Sorensen’s team worked with a British company to perfect a BAFF system designed for lock openings. His team crafted a three-part deterrence strategy over a decade of research involving lab experiments, mathematical modeling of flowing water, fish tracking in the Mississippi River, and ongoing field tests of a BAFF in Kentucky.

This work gave them a unique understanding of fish movement through locks and dams and how to stop carp.

The key part of the strategy is to use a BAFF to stop carp from moving upstream along with boats passing through the lock and dam’s navigation lock. The system features a tubular, bottom-lying “air diffuser” laid across the lock entrance.

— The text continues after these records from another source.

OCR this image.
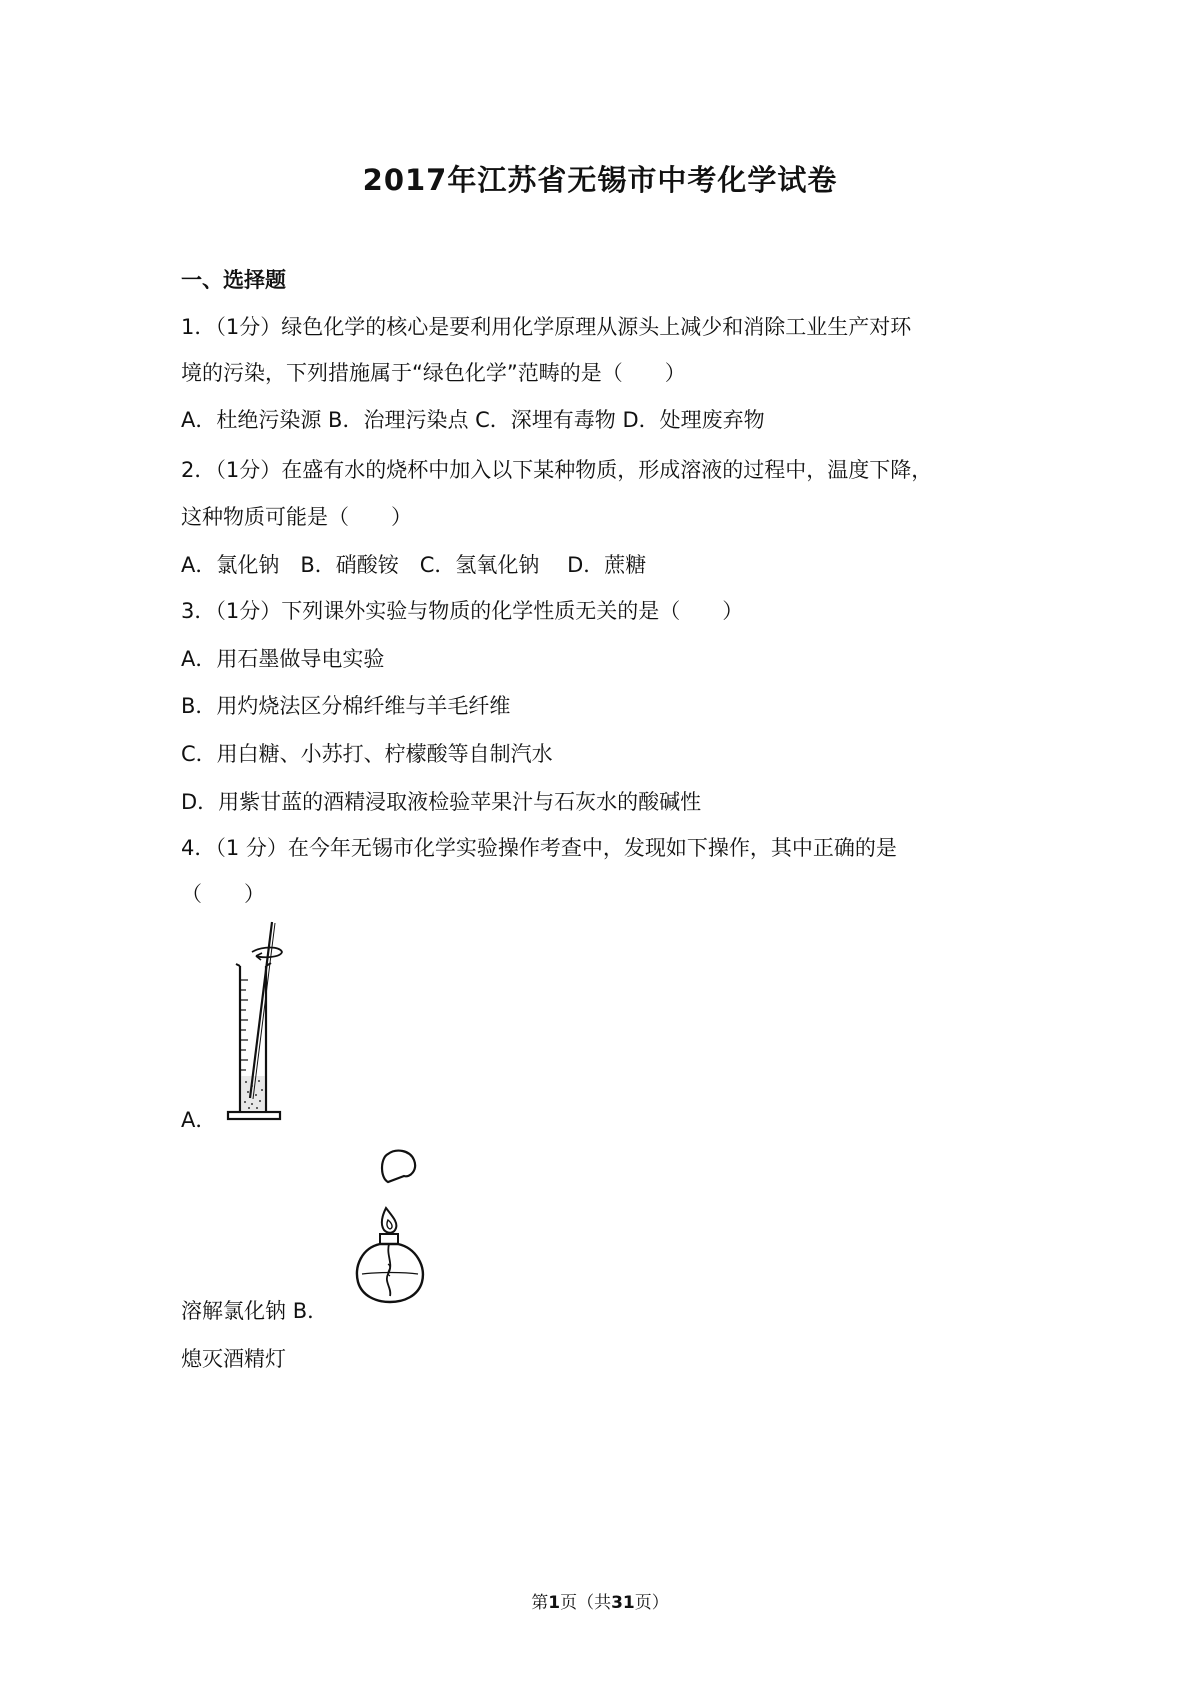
2017年江苏省无锡市中考化学试卷
一、选择题
1．（1分）绿色化学的核心是要利用化学原理从源头上减少和消除工业生产对环
境的污染，下列措施属于“绿色化学”范畴的是（　　）
A．杜绝污染源 B．治理污染点 C．深埋有毒物 D．处理废弃物
2．（1分）在盛有水的烧杯中加入以下某种物质，形成溶液的过程中，温度下降，
这种物质可能是（　　）
A．氯化钠　B．硝酸铵　C．氢氧化钠　 D．蔗糖
3．（1分）下列课外实验与物质的化学性质无关的是（　　）
A．用石墨做导电实验
B．用灼烧法区分棉纤维与羊毛纤维
C．用白糖、小苏打、柠檬酸等自制汽水
D．用紫甘蓝的酒精浸取液检验苹果汁与石灰水的酸碱性
4．（1 分）在今年无锡市化学实验操作考查中，发现如下操作，其中正确的是
（　　）
A．
溶解氯化钠 B．
熄灭酒精灯
第1页（共31页）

Air forced through it creates a curtain of bubbles from tiny holes along its length, and sound projected into it turns the curtain into an acoustic wall.

Sorensen and his team discovered that this system causes bubbles to vibrate with a unique intensity and directionality that invasive carp detect and avoid.

“It’s because they have an exceptional sense of hearing—as evidenced by how silver carp respond to outboard motors,” Sorensen explains.

The system will also include flashing lights to further discourage fish from entering the lock.